They bond through complaint. Slowly, you stop thinking clearly and start repeating their lines. “This place doesn’t value people like us.” Careful. “People like us” is often the entry gate to someone else’s drama subscription. Chanakya believed a person who cannot accept their own fault cannot be trusted. Because the day you disagree with them, you will also become part of the problem. Watch how someone talks about people who no longer serve them. That is your future trailer.

The Colleague Who Is Brave Only In Private


In the pantry, they are a revolutionary.
“This strategy is useless.”
“Someone should question this.”
“Management needs to hear the truth.”

Then the meeting starts. Suddenly, they become furniture. No opinion. No memory. No pulse. Just nodding with the seriousness of a person approving terms and conditions without reading them. These people are not always malicious. Sometimes they are just scared. But their fear can still cost you. They encourage you privately, then vanish publicly.

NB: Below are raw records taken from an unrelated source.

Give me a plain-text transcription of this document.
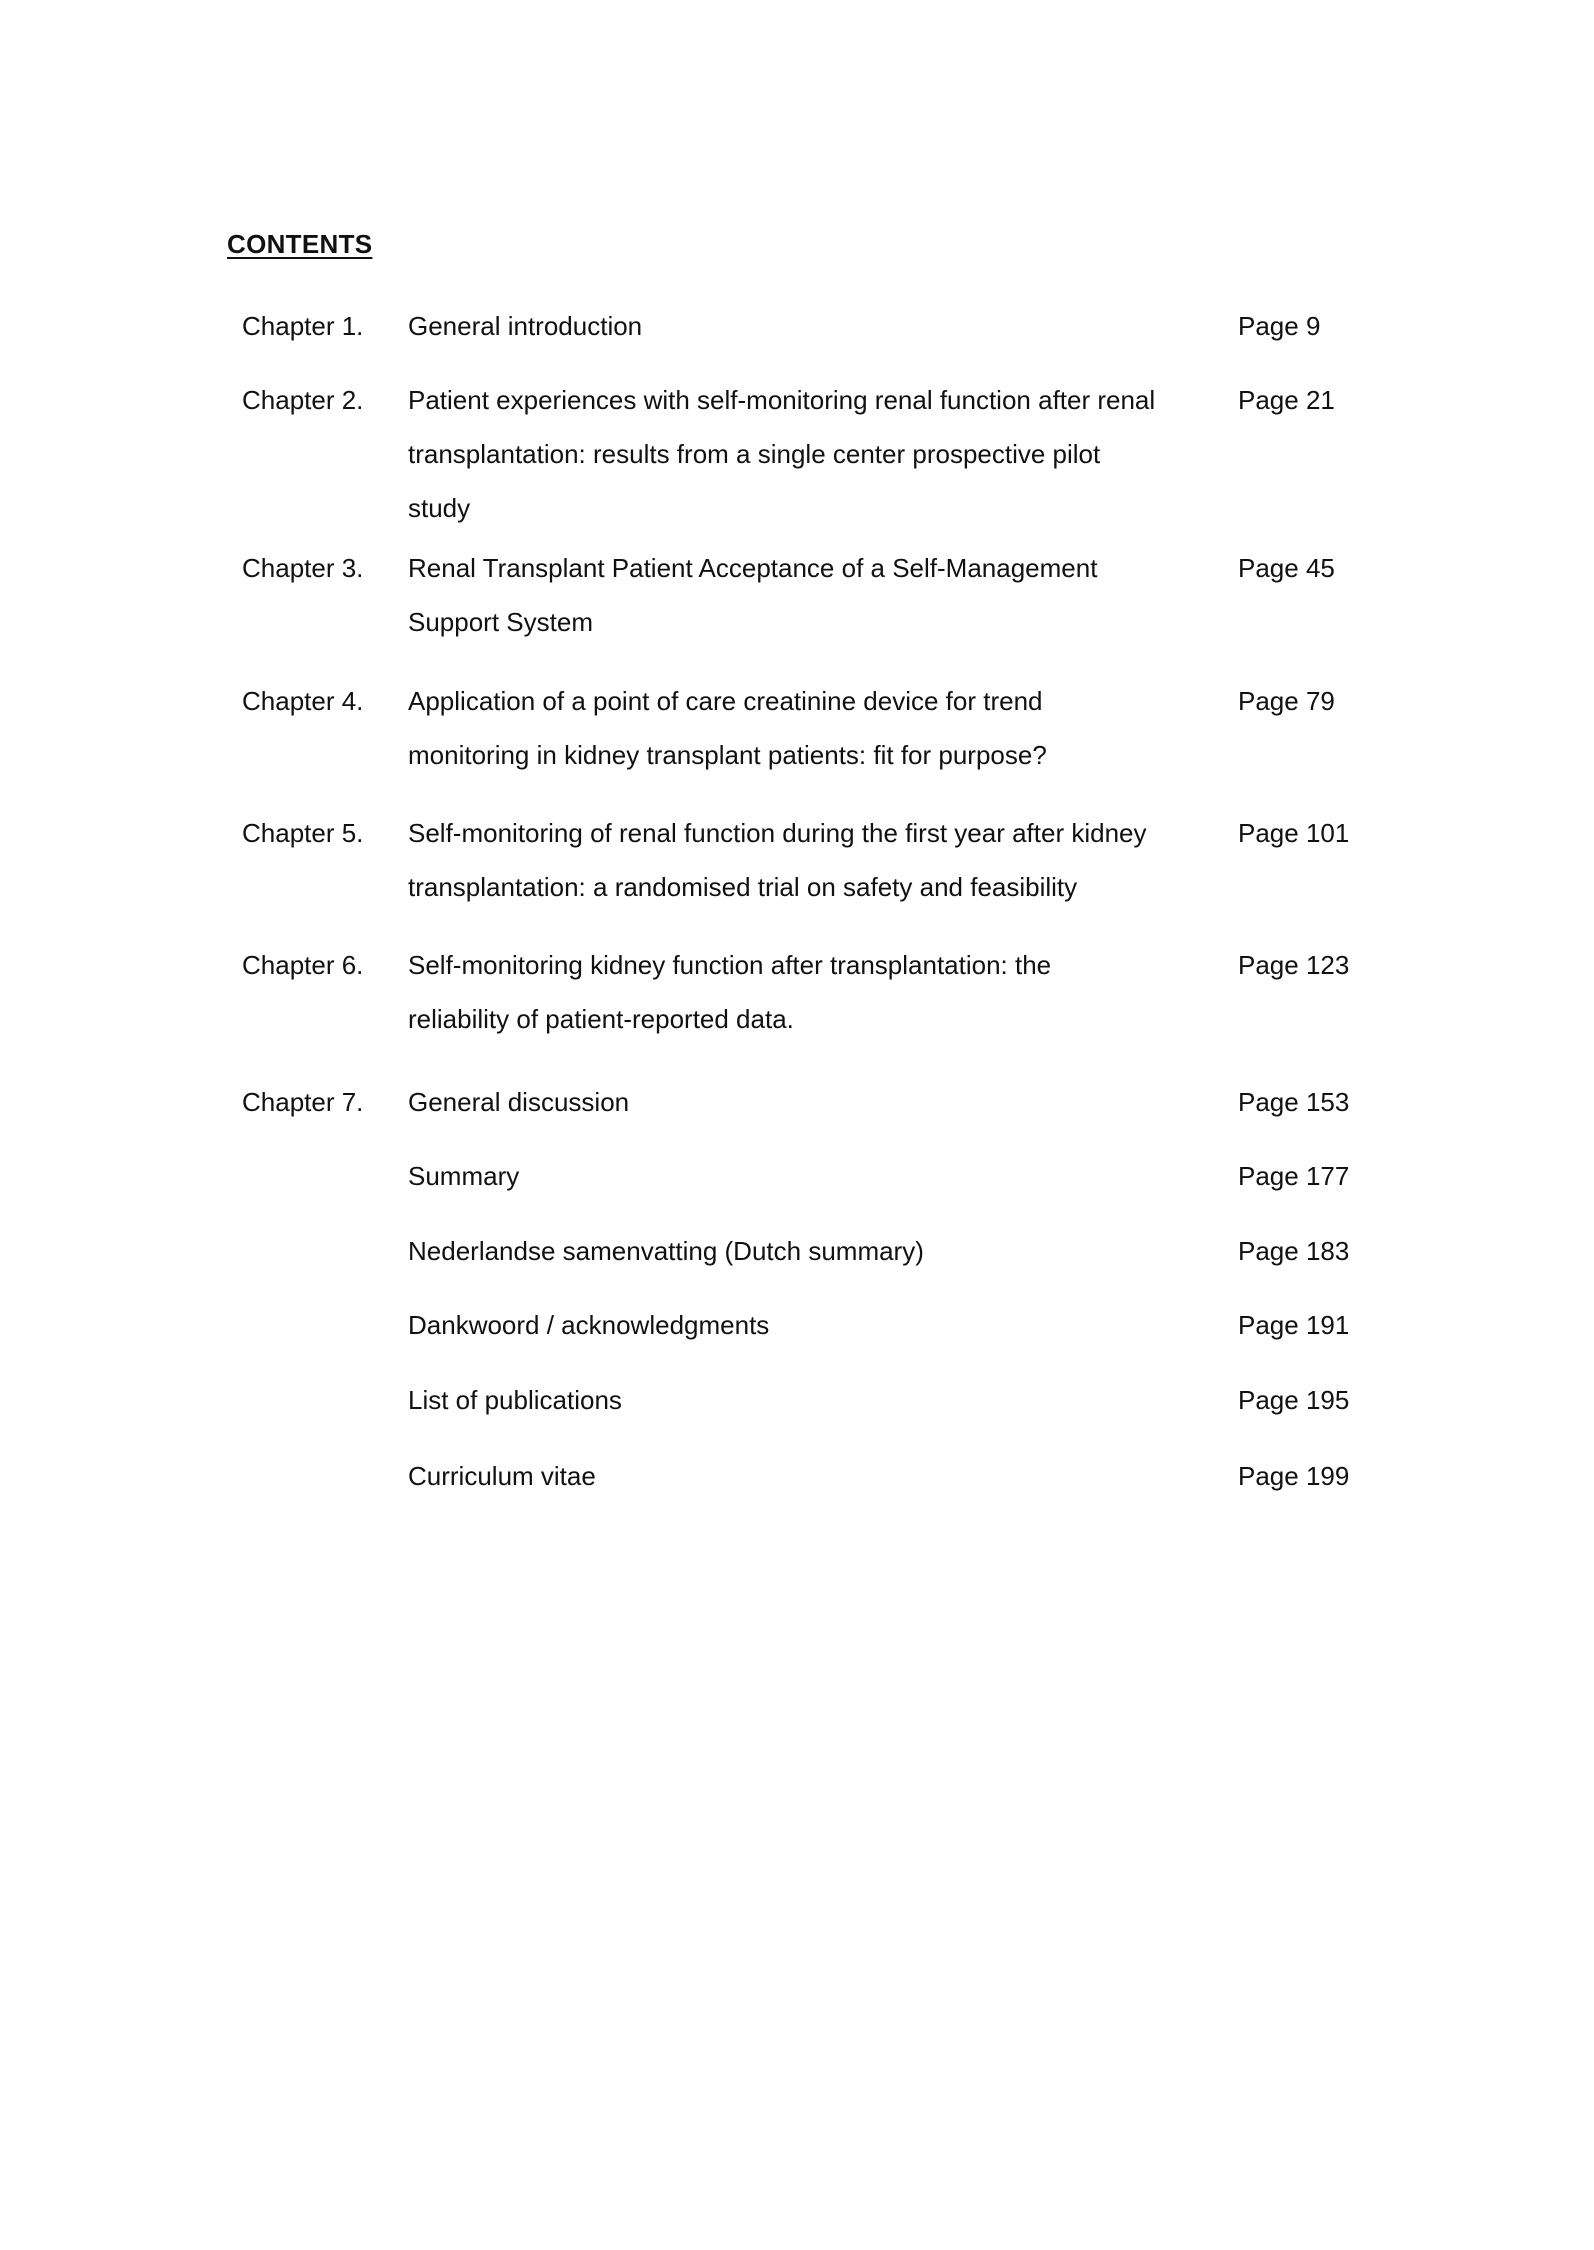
CONTENTS
Chapter 1. General introduction	Page 9
Chapter 2. Patient experiences with self-monitoring renal function after renal
transplantation: results from a single center prospective pilot
study
Page 21
Chapter 3. Renal Transplant Patient Acceptance of a Self-Management
Support System
Page 45
Chapter 4. Application of a point of care creatinine device for trend
monitoring in kidney transplant patients: fit for purpose?
Page 79
Chapter 5. Self-monitoring of renal function during the first year after kidney
transplantation: a randomised trial on safety and feasibility
Page 101
Chapter 6. Self-monitoring kidney function after transplantation: the
reliability of patient-reported data.
Page 123
Chapter 7. General discussion	Page 153
Summary	Page 177
Nederlandse samenvatting (Dutch summary)	Page 183
Dankwoord / acknowledgments	Page 191
List of publications	Page 195
Curriculum vitae	Page 199
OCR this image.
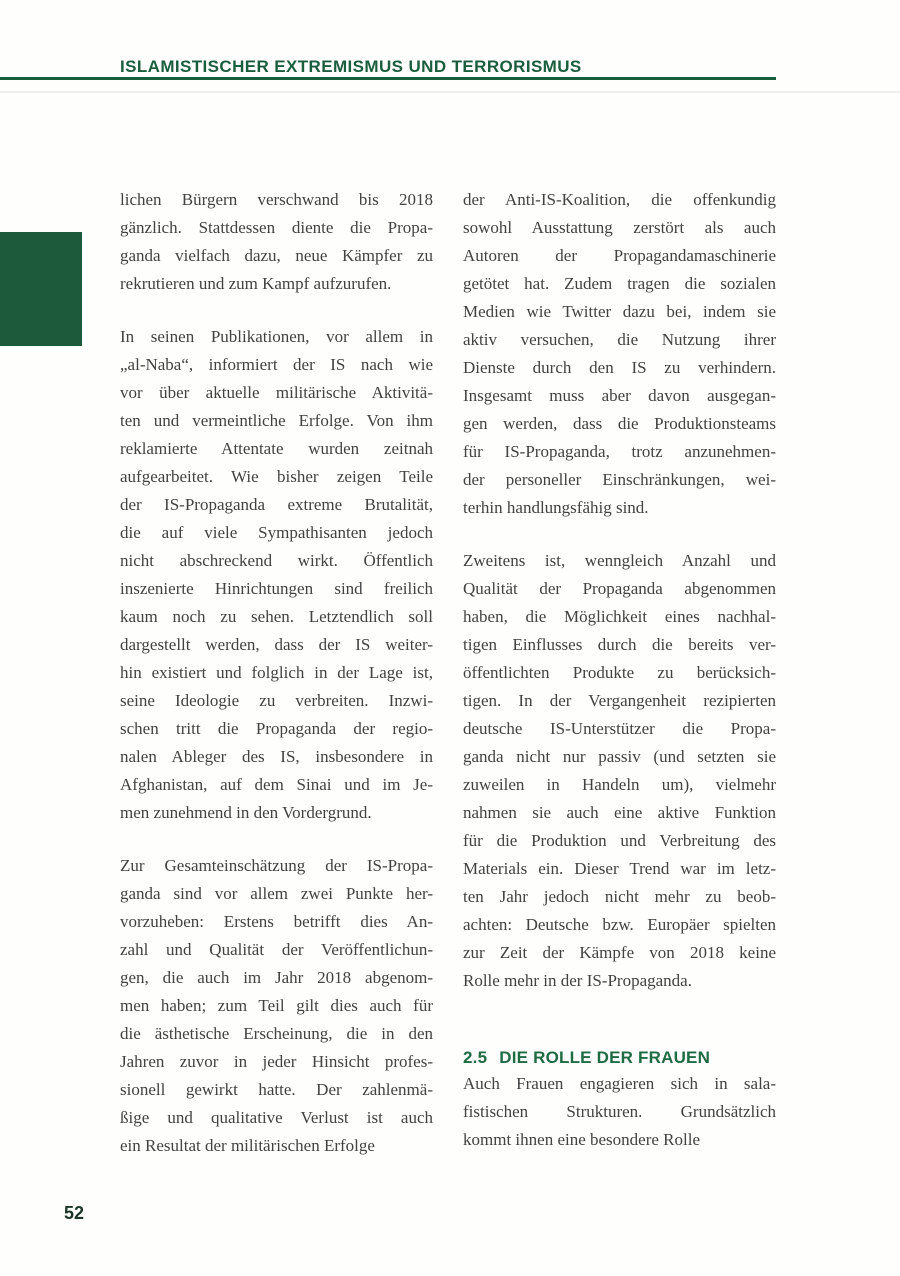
ISLAMISTISCHER EXTREMISMUS UND TERRORISMUS

lichen Bürgern verschwand bis 2018
gänzlich. Stattdessen diente die Propa-
ganda vielfach dazu, neue Kämpfer zu
rekrutieren und zum Kampf aufzurufen.

In seinen Publikationen, vor allem in
„al-Naba“, informiert der IS nach wie
vor über aktuelle militärische Aktivitä-
ten und vermeintliche Erfolge. Von ihm
reklamierte Attentate wurden zeitnah
aufgearbeitet. Wie bisher zeigen Teile
der IS-Propaganda extreme Brutalität,
die auf viele Sympathisanten jedoch
nicht abschreckend wirkt. Öffentlich
inszenierte Hinrichtungen sind freilich
kaum noch zu sehen. Letztendlich soll
dargestellt werden, dass der IS weiter-
hin existiert und folglich in der Lage ist,
seine Ideologie zu verbreiten. Inzwi-
schen tritt die Propaganda der regio-
nalen Ableger des IS, insbesondere in
Afghanistan, auf dem Sinai und im Je-
men zunehmend in den Vordergrund.

Zur Gesamteinschätzung der IS-Propa-
ganda sind vor allem zwei Punkte her-
vorzuheben: Erstens betrifft dies An-
zahl und Qualität der Veröffentlichun-
gen, die auch im Jahr 2018 abgenom-
men haben; zum Teil gilt dies auch für
die ästhetische Erscheinung, die in den
Jahren zuvor in jeder Hinsicht profes-
sionell gewirkt hatte. Der zahlenmä-
ßige und qualitative Verlust ist auch
ein Resultat der militärischen Erfolge

der Anti-IS-Koalition, die offenkundig
sowohl Ausstattung zerstört als auch
Autoren der Propagandamaschinerie
getötet hat. Zudem tragen die sozialen
Medien wie Twitter dazu bei, indem sie
aktiv versuchen, die Nutzung ihrer
Dienste durch den IS zu verhindern.
Insgesamt muss aber davon ausgegan-
gen werden, dass die Produktionsteams
für IS-Propaganda, trotz anzunehmen-
der personeller Einschränkungen, wei-
terhin handlungsfähig sind.

Zweitens ist, wenngleich Anzahl und
Qualität der Propaganda abgenommen
haben, die Möglichkeit eines nachhal-
tigen Einflusses durch die bereits ver-
öffentlichten Produkte zu berücksich-
tigen. In der Vergangenheit rezipierten
deutsche IS-Unterstützer die Propa-
ganda nicht nur passiv (und setzten sie
zuweilen in Handeln um), vielmehr
nahmen sie auch eine aktive Funktion
für die Produktion und Verbreitung des
Materials ein. Dieser Trend war im letz-
ten Jahr jedoch nicht mehr zu beob-
achten: Deutsche bzw. Europäer spielten
zur Zeit der Kämpfe von 2018 keine
Rolle mehr in der IS-Propaganda.

2.5 DIE ROLLE DER FRAUEN

Auch Frauen engagieren sich in sala-
fistischen Strukturen. Grundsätzlich
kommt ihnen eine besondere Rolle

52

You speak up thinking you have support. They look at you like they are hearing the issue for the first time in this lifetime. Chanakya valued courage with wisdom. Not noise, not drama, but the ability to stand by your own words when it matters. Do not trust people who borrow your courage and return silence.

The Colleague Who Supports You Until You Grow


This one feels personal. They are warm when you are struggling. Present when you are confused. Helpful when you are behind. But the moment you get appreciated, selected, promoted, noticed, something shifts. Their smile becomes shorter. Their “congrats” comes with a full stop so cold it needs a jacket. They ask questions that sound innocent but smell weird.
“Why did they choose you?”
“Oh, you’re close to the manager now?”
“Nice, must be good timing.”

This is not hatred. It is comparison wearing deodorant. Some people can love you only when you are not ahead of them. Your struggle makes them feel safe. Your growth makes them feel exposed. Chanakya warned about hidden enemies, and in offices, hidden enemies rarely shout. They delay information. Copy your ideas. Forget your name in credits. Plant doubt softly. The danger is not one big betrayal. It is ten small cuts you keep calling coincidence.

The Real Lesson


Chanakya Niti does not ask you to become cold. It asks you to become observant. Be kind, but do not be available for emotional theft. Be friendly, but do not hand people your weak spots as welcome gifts. Talk, laugh, collaborate, share snacks, complain about Excel like normal civilized people. But do not confuse comfort with character. Because in office life, the person who destroys your peace is often not the obvious enemy. It is the person who once said, “You can tell me.”